The script, which when I re-read it today seems better suited as a Law & Order spec than a feature that can stand on its own, was a stretch for this class—and this school in general, which was not known for being super friendly to the arts. I was convinced my teacher would see through me and know I was really just trying to avoid having to go to the library, where I hadn’t stepped foot since the third grade (literally). When she came up to my desk before class the next day, holding the block of papers suspiciously devoid of any red markings in her hand, my stomach dropped. It wasn’t a suitable assignment, and now I was going to have to start over and work for a change. But my teacher broke out in a smile just as I was breaking out in a sweat, and she gushed that she “couldn’t put it down.” She dropped the script on my desk, where I just watched it land with a dull thud. She kept talking about what she loved about it, and how she could actually “see everything happening in front of her as [she] read.” Apparently, mine was the only project she read that night because of how engrossed she was in it.
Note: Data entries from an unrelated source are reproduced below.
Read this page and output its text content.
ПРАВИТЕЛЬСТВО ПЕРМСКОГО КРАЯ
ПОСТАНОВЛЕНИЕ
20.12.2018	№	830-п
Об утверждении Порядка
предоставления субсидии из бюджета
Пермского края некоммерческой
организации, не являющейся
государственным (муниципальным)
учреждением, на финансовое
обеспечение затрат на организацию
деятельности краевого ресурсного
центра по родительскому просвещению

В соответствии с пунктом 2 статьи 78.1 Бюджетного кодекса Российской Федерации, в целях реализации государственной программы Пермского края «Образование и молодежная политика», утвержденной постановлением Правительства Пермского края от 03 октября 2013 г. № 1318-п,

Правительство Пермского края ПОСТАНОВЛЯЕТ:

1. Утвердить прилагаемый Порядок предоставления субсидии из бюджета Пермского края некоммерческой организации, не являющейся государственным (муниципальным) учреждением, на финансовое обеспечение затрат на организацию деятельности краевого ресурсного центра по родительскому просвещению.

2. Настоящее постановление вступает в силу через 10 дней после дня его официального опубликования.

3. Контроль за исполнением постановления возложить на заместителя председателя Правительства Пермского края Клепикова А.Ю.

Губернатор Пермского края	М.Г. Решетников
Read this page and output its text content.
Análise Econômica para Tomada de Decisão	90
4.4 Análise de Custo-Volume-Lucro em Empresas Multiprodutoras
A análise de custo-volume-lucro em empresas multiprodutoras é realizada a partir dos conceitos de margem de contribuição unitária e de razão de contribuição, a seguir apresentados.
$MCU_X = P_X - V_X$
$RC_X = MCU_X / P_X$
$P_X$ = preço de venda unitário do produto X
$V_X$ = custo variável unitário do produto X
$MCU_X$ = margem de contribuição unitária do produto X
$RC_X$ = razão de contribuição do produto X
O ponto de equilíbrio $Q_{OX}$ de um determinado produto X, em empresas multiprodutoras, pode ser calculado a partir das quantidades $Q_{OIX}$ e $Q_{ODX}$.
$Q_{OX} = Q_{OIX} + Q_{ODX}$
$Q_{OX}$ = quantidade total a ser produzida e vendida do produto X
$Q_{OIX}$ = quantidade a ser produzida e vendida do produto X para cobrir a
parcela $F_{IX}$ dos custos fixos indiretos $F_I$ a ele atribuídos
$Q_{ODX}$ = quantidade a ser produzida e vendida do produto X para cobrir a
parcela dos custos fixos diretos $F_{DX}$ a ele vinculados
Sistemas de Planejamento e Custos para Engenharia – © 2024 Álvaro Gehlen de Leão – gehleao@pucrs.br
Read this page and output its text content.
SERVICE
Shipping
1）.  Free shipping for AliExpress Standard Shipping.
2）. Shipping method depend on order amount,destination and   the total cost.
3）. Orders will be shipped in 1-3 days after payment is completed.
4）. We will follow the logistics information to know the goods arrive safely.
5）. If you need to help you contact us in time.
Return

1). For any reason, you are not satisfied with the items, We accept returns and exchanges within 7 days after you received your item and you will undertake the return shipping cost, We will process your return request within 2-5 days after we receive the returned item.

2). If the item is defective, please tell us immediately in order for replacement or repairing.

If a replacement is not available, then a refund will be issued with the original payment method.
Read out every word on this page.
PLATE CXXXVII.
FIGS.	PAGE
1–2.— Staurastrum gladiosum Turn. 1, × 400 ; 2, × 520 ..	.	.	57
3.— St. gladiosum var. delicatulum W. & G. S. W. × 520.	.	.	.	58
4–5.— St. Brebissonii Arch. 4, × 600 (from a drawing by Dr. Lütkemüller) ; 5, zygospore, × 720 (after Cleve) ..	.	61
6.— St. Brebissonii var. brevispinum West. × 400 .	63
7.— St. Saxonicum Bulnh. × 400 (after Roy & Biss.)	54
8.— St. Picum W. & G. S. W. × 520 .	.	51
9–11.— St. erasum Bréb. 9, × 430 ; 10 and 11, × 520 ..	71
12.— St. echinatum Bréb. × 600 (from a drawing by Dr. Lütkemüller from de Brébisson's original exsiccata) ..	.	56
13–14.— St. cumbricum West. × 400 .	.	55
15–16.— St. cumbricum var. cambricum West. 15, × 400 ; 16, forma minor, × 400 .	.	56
Her voice was cloudy and distant, though, over the heartbeat in my own ears. I flipped to the back of the script where the only red writing was a single letter: A. For someone who had pretty much kept her writing just for herself until this point, and never let anyone peek inside her private notebooks or Microsoft Word documents, this was exactly the kind of validation I had been looking for. But obviously I had been looking in all of the wrong places because the characters on my television couldn’t talk back to me and tell me all I wanted (and perhaps, needed) to hear.
Now I drive down major avenues in Los Angeles, seeing huge billboards that advertise starting salaries with the L.A.P.D at over $60,000, but I don't wonder what happened to the little girl with brass balls who would have dialed that 800 number in a heartbeat. She is risking her sanity in another just as unstable profession!